High-efficiency tantalum-based ceramic (HETC) composite structures are suitable for use in thermal protection systems. These composite structures have high-efficiency surfaces (low catalytic efficiency and high-emittance), thereby reducing heat flux to a spacecraft during planetary reentry. These low catalytic efficiency and high-emittance ceramic materials were developed in order to increase the capability of a Toughened Uni-Piece Fibrous Insulation (TUFI)-like thermal protection system, with its high-impact resistance, to temperatures above 3,000 °F (≈1,650 °C). These ceramics have been applied to various aerodynamic configurations, such as wedge, wing-leading segment, and conventional tile shapes used on high-speed atmospheric entry vehicles. In addition, this family of tantalum-based ceramics exhibits low catalytic efficiency to atom recombination during exposure to high-energy dissociated hypersonic flow.

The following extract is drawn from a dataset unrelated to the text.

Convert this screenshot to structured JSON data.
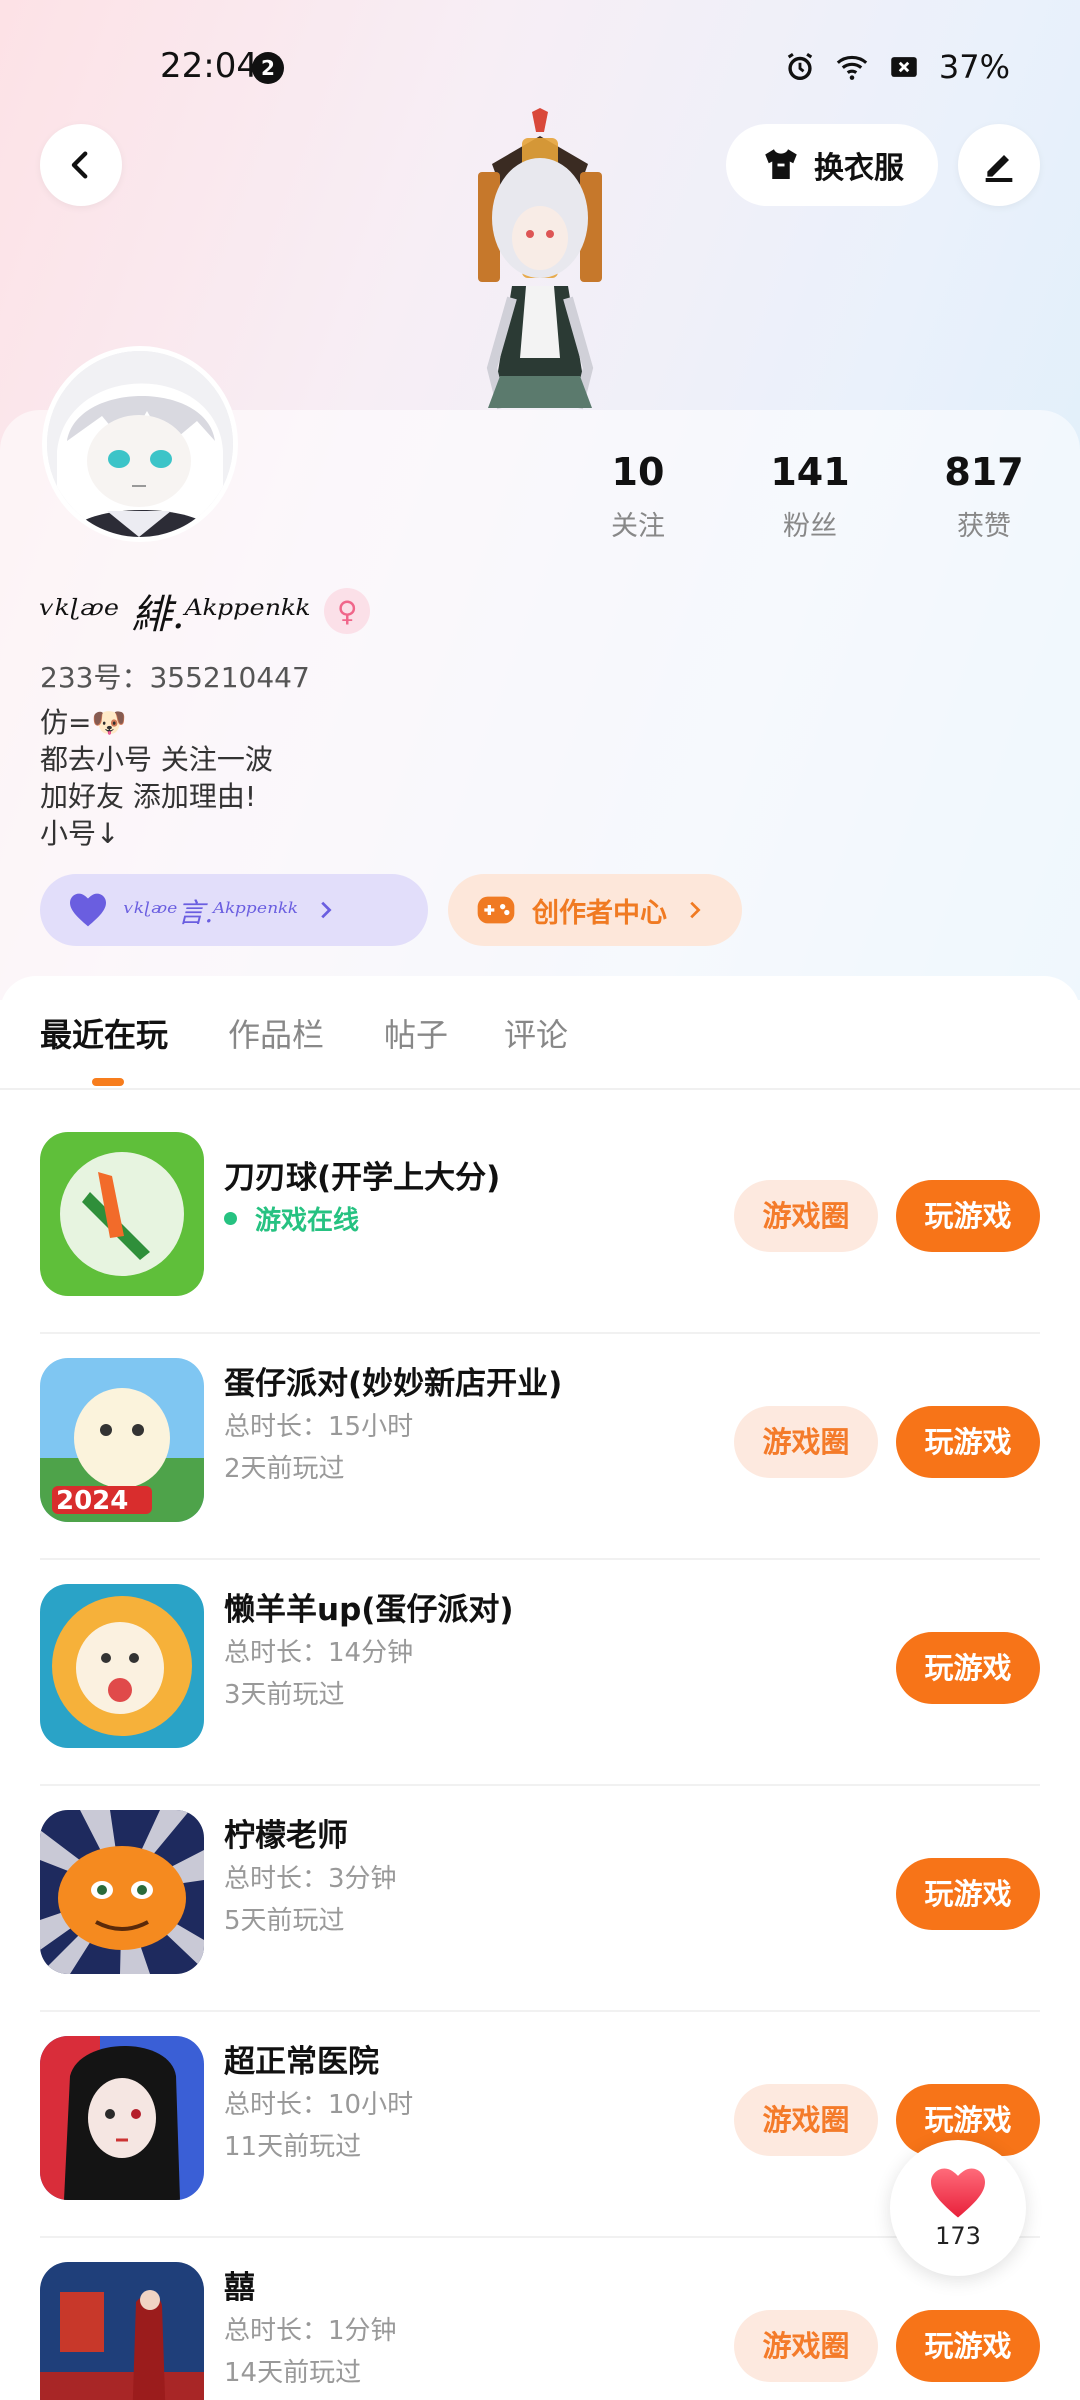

The various embodiments of
this technology include insulating composites capable of surviving high heating ranges and large thermal gradients in the aero-convective heating environment that entry vehicles are exposed to characteristically. The tantalum-based ceramics contain tantalum disilicide, borosilicate glass, and, optionally, molybdenum disilicide. The components are milled, along with a processing aid to facilitate sintering, then applied to a surface of a porous substrate, such as a fibrous or open-pored silica, carbon, aluminosilicate, silicon carbide, or silicon oxycarbide substrate, as well as other substrates of silicon/carbon compositions. Following application, the coating is then sintered on the substrate. The composite structure is substantially impervious to hot gas penetration, and capable of surviving high heat fluxes.